Home work gets easier - TeleCommute Solutions - Company Business and Marketing

Communications News, Oct, 1999 by Ripley Hotch

The cost of do-it-yourself remote access is getting high, and the push of employees to telecommute is leading to very high hidden costs. Schilling talks about one company that thought it had 110 full-time telecommuters and 1,400 remote users. TCS studied the group and found closer to 400 full-time telecommuters. The employees did it by expensing equipment--telecommuters told the evaluation team that they would simply write an expense report for a big meal and buy the equipment they wanted. Furthermore, since the company didn't know the equipment was out there, when the employee left, he or she got to keep it. One employee had six computers and six phone lines, all paid for by the company.

"In our sampling, we found that this company was losing close to $150,000 a year in just capital sliding out the door," says Schilling. It gets tricky for TCS, which gets hired to put some structure in the telecommuting program. "The CEO knows he's got a problem, and we come back with really ugly news. It's difficult for him," says Schilling. "Here's an IT guy who says `I need to get control into this program, but I can't tell everybody this because this is really bad news, and I'll look bad. There are dollars it's hard for me to fess up to, and there are dollars that I can't get to that are in expense reports.' We get into these really sticky situations. We're finding just fascinating stuff."

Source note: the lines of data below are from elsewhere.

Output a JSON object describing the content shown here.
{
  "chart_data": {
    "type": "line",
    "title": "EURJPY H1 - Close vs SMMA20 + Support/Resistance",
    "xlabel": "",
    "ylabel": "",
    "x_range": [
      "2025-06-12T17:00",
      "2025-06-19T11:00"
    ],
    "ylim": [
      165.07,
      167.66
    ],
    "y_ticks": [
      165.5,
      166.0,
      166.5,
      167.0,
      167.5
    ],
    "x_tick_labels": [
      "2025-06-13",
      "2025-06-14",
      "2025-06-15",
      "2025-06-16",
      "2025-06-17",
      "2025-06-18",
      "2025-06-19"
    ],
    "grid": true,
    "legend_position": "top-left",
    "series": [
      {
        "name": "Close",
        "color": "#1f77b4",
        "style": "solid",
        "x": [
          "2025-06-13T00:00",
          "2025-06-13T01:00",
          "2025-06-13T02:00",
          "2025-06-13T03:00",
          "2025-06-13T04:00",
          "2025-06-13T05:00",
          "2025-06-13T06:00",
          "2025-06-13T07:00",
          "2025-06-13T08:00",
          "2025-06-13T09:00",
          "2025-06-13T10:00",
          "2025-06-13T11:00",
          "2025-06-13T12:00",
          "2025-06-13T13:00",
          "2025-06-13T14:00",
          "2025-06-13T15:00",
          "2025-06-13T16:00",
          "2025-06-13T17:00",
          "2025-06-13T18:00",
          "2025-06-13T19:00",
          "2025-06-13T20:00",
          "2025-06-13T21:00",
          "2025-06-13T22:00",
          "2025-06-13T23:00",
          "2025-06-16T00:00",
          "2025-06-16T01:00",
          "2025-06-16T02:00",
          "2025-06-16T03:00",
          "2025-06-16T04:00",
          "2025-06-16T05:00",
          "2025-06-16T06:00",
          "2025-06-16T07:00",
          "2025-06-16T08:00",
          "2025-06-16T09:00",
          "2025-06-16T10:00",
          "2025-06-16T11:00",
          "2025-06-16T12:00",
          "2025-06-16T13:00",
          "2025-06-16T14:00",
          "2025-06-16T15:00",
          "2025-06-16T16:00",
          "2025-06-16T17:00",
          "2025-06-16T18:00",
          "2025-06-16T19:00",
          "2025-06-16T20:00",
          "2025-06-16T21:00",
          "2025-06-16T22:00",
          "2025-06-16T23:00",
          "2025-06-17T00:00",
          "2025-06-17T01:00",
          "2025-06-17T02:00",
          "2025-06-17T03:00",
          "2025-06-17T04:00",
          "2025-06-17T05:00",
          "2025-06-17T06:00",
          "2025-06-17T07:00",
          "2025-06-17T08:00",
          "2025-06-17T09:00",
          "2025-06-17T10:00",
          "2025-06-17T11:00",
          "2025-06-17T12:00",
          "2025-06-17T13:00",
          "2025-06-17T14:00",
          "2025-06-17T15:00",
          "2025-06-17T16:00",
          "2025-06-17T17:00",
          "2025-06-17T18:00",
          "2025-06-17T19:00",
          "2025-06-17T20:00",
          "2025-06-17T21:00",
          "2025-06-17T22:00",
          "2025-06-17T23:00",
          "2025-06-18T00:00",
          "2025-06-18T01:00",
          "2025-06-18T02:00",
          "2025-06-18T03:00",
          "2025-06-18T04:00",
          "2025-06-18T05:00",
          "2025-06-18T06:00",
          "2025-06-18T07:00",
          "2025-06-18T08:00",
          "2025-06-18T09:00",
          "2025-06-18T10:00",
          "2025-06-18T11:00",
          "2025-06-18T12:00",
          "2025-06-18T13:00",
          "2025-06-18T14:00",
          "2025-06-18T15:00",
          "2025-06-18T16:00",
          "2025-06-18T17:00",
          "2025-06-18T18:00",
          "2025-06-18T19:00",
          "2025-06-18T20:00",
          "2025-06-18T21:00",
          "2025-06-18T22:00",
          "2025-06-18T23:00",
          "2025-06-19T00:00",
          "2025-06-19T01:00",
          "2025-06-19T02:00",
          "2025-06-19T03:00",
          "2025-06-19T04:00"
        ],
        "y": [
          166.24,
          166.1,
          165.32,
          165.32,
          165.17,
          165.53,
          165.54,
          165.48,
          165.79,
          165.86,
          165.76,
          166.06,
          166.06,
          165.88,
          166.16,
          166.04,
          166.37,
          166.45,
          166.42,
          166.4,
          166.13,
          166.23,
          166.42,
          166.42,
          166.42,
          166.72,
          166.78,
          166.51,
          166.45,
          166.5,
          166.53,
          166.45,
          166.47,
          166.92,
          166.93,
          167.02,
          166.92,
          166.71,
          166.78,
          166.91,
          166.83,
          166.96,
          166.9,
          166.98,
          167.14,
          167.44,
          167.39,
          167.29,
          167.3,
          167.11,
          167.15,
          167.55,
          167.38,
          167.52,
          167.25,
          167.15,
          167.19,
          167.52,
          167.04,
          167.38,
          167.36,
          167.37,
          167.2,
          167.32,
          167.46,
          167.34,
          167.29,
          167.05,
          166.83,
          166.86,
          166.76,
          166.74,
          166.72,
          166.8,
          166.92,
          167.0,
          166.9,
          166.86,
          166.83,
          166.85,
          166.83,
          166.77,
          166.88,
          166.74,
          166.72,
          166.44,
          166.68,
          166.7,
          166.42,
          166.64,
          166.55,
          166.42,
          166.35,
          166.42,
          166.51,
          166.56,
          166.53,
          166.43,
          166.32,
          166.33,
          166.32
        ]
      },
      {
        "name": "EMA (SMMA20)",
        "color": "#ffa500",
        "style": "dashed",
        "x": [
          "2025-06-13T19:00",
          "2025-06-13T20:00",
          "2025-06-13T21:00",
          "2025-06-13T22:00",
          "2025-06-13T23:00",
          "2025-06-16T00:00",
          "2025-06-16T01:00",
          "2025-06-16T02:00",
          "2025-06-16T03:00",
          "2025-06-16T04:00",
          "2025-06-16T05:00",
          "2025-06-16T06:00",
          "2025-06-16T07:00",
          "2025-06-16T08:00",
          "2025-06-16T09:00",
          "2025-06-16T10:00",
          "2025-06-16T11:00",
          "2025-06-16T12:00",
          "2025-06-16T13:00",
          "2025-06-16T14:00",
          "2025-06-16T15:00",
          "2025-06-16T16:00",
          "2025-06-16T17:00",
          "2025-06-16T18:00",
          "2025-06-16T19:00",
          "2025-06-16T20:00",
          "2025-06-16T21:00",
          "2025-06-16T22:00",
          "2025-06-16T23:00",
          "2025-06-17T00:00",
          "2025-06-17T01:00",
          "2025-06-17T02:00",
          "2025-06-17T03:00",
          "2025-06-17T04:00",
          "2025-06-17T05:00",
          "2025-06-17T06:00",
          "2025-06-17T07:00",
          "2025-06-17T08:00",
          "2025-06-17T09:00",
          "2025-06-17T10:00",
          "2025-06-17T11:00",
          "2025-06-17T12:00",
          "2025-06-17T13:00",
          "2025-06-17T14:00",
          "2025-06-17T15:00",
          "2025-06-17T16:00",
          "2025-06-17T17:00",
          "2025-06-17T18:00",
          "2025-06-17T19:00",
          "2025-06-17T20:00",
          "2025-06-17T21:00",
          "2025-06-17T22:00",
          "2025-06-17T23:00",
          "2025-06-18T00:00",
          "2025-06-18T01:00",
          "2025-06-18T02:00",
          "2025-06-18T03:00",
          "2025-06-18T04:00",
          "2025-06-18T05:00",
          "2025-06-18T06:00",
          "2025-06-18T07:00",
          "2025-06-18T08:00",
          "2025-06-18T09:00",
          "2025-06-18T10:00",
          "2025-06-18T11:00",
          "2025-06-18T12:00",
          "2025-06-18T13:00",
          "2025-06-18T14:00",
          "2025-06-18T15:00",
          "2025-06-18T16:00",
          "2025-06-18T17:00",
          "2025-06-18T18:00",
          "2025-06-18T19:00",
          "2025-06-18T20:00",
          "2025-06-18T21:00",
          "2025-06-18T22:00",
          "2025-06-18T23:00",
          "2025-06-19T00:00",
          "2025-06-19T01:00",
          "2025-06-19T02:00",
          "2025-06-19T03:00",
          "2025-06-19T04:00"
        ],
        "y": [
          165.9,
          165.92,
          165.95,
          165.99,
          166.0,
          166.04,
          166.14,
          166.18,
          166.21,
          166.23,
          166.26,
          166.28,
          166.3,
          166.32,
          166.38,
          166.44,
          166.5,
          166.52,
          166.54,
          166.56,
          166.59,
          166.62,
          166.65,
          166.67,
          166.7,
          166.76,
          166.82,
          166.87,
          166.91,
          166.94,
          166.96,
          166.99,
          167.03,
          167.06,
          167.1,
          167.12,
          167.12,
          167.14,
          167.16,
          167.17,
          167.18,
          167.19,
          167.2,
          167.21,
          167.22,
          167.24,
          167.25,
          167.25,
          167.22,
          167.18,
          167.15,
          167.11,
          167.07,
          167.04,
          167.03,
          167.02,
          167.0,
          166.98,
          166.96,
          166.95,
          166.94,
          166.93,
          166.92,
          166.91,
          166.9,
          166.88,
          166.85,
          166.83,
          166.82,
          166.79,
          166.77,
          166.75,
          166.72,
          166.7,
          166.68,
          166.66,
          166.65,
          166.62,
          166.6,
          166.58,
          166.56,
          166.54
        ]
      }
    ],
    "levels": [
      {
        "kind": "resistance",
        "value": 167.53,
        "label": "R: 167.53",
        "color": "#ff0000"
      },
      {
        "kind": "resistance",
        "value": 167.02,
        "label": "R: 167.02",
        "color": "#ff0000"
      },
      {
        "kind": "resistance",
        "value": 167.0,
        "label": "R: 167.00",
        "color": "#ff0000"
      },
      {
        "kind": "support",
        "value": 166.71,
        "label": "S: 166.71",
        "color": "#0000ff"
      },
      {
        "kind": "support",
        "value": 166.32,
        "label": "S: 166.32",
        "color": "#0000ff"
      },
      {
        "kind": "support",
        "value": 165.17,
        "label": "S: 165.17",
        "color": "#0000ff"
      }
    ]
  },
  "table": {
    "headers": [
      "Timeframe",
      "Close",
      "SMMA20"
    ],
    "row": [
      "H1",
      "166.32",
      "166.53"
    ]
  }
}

On top of these are the management and legal issues. Telecommuters need to be trained, and evaluations need to be made of the employee's home office to make sure it meets OSHA requirements. Equipment needs to be set up, tracked, and supported.

Faced with all these costs and sticky areas, the TCS solution begins to make some sense. It has brought together all the pieces to allow the telecommuter to feel as if he or she is working in an office attached to the home network and using the company PBX.

The linchpin of the TCS offering is its network. The company has POPs in eight cities with a Frame Relay/ATM switch. "That configuration allows us to connect traditional ISDN and/or analog dial-in people, but we can plug the cable-modem network into that." TCS is working to be able to hand off all the forms of access to the enterprise in a single pipe.

That will include DSL, as well as ISDN or cable. "The DSL guys have all this cool high-speed technology, but the problem is they don't have very big footprints yet," Schilling says. "It's nice when it's available, but cable modems are available other places. When you're a company looking at telecommuting, and you want to try to service a large population, it's not easy to say, `Well, yes, but only if DSL,' or `Yes, but only if ISDN.' So part of our core strategy is to blend all of these together through a single pipe. We are clearly playing a watch-and-see. We'll adapt to all of it, and, as this thing fleshes out, we'll start picking favorites."

TCS sells its service at a flat monthly rate. That's significant when you consider that VPN services are charged by the hour, as are I-VPNs and services sold through 800 numbers. "What we say is, we'll sell this beginning at 35-bucks-a-month flat fee for 200-some-odd hours a month, and we'll do that for multiple locations around the country," Schilling says.